"Another hour."

"Do you want to make yourself and the child ill?"

"I never know what hunger is whilst I am at work; and how can Daisy feel the fasting whilst she sleeps? As soon as she wakens, I leave off."

"Leave off now and finish to-morrow."

"Oh, Kate! is it possible you do not see how very charming that attitude is? I should never have hit on anything half so graceful or so picturesque. The least movement on her part might spoil it."

"I fancy I saw her stir."

"I hope not," he replied hastily. I heard him approach; he bent over me, for I felt his breath on my face, but I kept my eyes closed, and never moved. Cornelius turned away, and whispering to his sister that there never had been a deeper slumber, he begged of her to leave him. She yielded, and I heard him securing himself against further intrusion by locking the door, before he returned to his interrupted task.

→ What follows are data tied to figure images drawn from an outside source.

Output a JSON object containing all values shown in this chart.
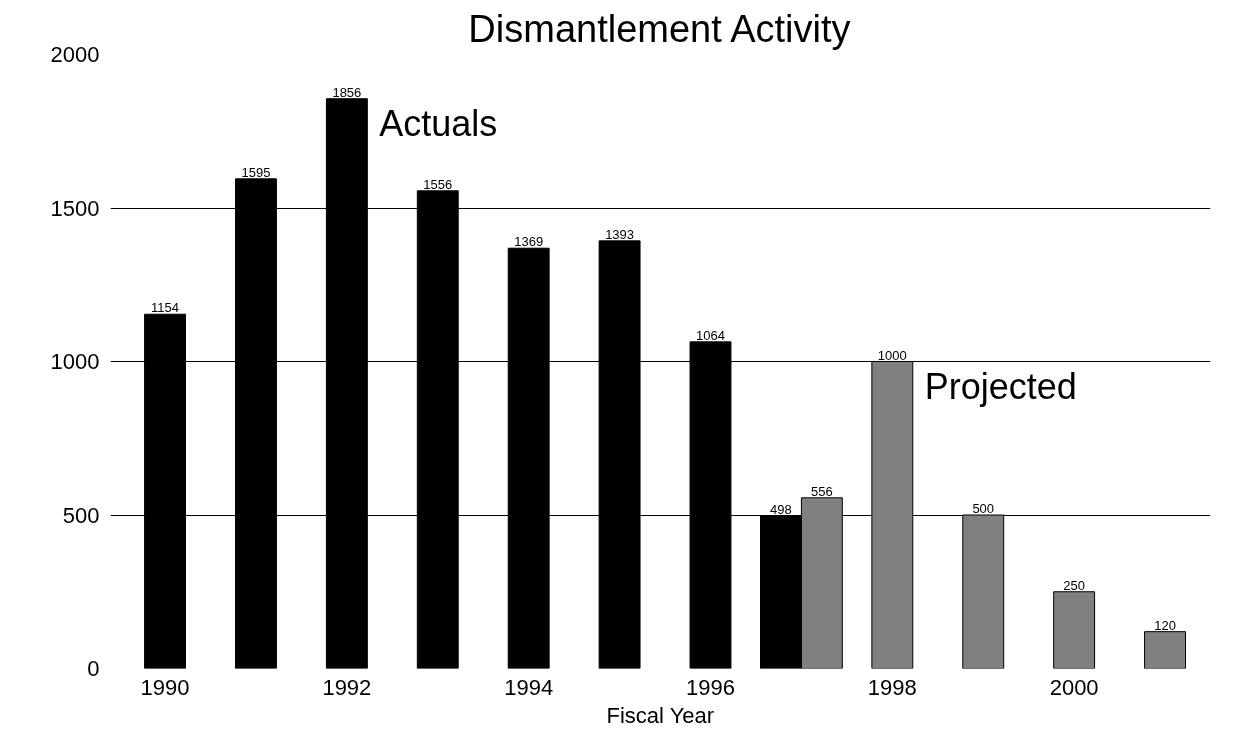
{
  "chart_data": {
    "type": "bar",
    "title": "Dismantlement Activity",
    "xlabel": "Fiscal Year",
    "categories": [
      "1990",
      null,
      "1992",
      null,
      "1994",
      null,
      "1996",
      null,
      "1998",
      null,
      "2000",
      null
    ],
    "series": [
      {
        "name": "Actuals",
        "color": "#000000",
        "values": [
          1154,
          1595,
          1856,
          1556,
          1369,
          1393,
          1064,
          498,
          null,
          null,
          null,
          null
        ]
      },
      {
        "name": "Projected",
        "color": "#808080",
        "values": [
          null,
          null,
          null,
          null,
          null,
          null,
          null,
          556,
          1000,
          500,
          250,
          120
        ]
      }
    ],
    "ylim": [
      0,
      2000
    ],
    "yticks": [
      0,
      500,
      1000,
      1500,
      2000
    ],
    "grid": "y",
    "legend": false,
    "data_labels": true
  }
}
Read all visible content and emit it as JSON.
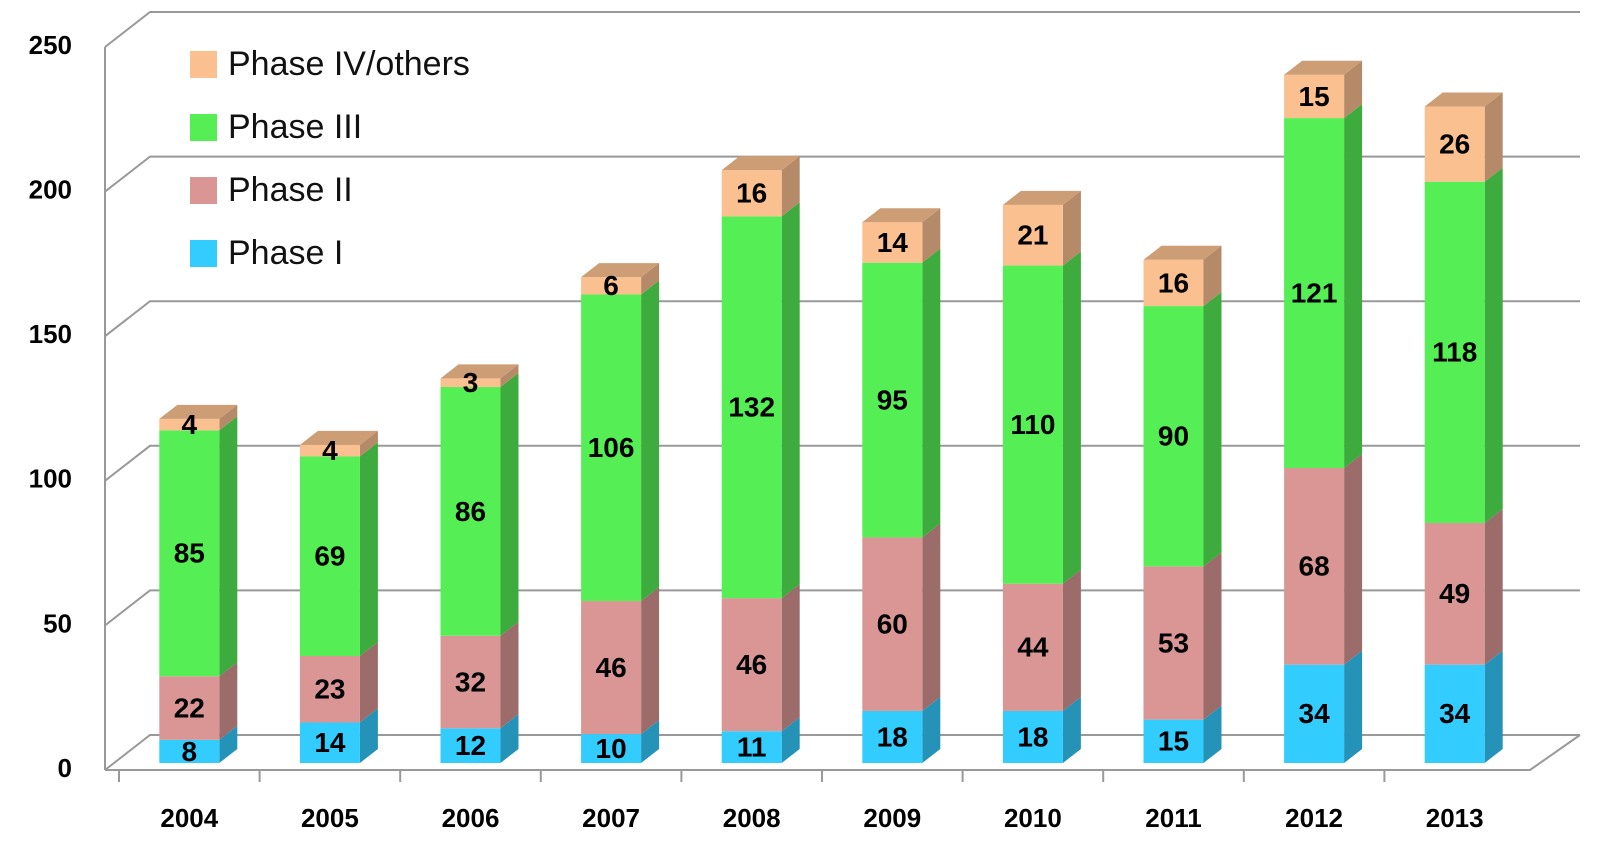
{
  "chart_data": {
    "type": "stacked_bar_3d",
    "categories": [
      "2004",
      "2005",
      "2006",
      "2007",
      "2008",
      "2009",
      "2010",
      "2011",
      "2012",
      "2013"
    ],
    "series": [
      {
        "name": "Phase I",
        "color": "#33ccff",
        "values": [
          8,
          14,
          12,
          10,
          11,
          18,
          18,
          15,
          34,
          34
        ]
      },
      {
        "name": "Phase II",
        "color": "#d99694",
        "values": [
          22,
          23,
          32,
          46,
          46,
          60,
          44,
          53,
          68,
          49
        ]
      },
      {
        "name": "Phase III",
        "color": "#55ee55",
        "values": [
          85,
          69,
          86,
          106,
          132,
          95,
          110,
          90,
          121,
          118
        ]
      },
      {
        "name": "Phase IV/others",
        "color": "#fac090",
        "values": [
          4,
          4,
          3,
          6,
          16,
          14,
          21,
          16,
          15,
          26
        ]
      }
    ],
    "ylim": [
      0,
      250
    ],
    "yticks": [
      0,
      50,
      100,
      150,
      200,
      250
    ],
    "grid": true,
    "legend": "top-left"
  }
}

It was well for me that I had so long been accustomed to sitting, or I could not have borne the hour that followed. Even as it was, I felt as if Cornelius would never have done. At length he came up to me, took my hand, and called me. I opened my eyes, and saw him standing by the couch, and smiling down at me.

"Why," he said gaily, "you are as bad as the sleeping beauty."

I did not reply, but rose—he little guessed with how much pleasure. He showed me the sketch he had been taking of me, and asked what I thought of it. I could not answer; I felt so giddy and faint.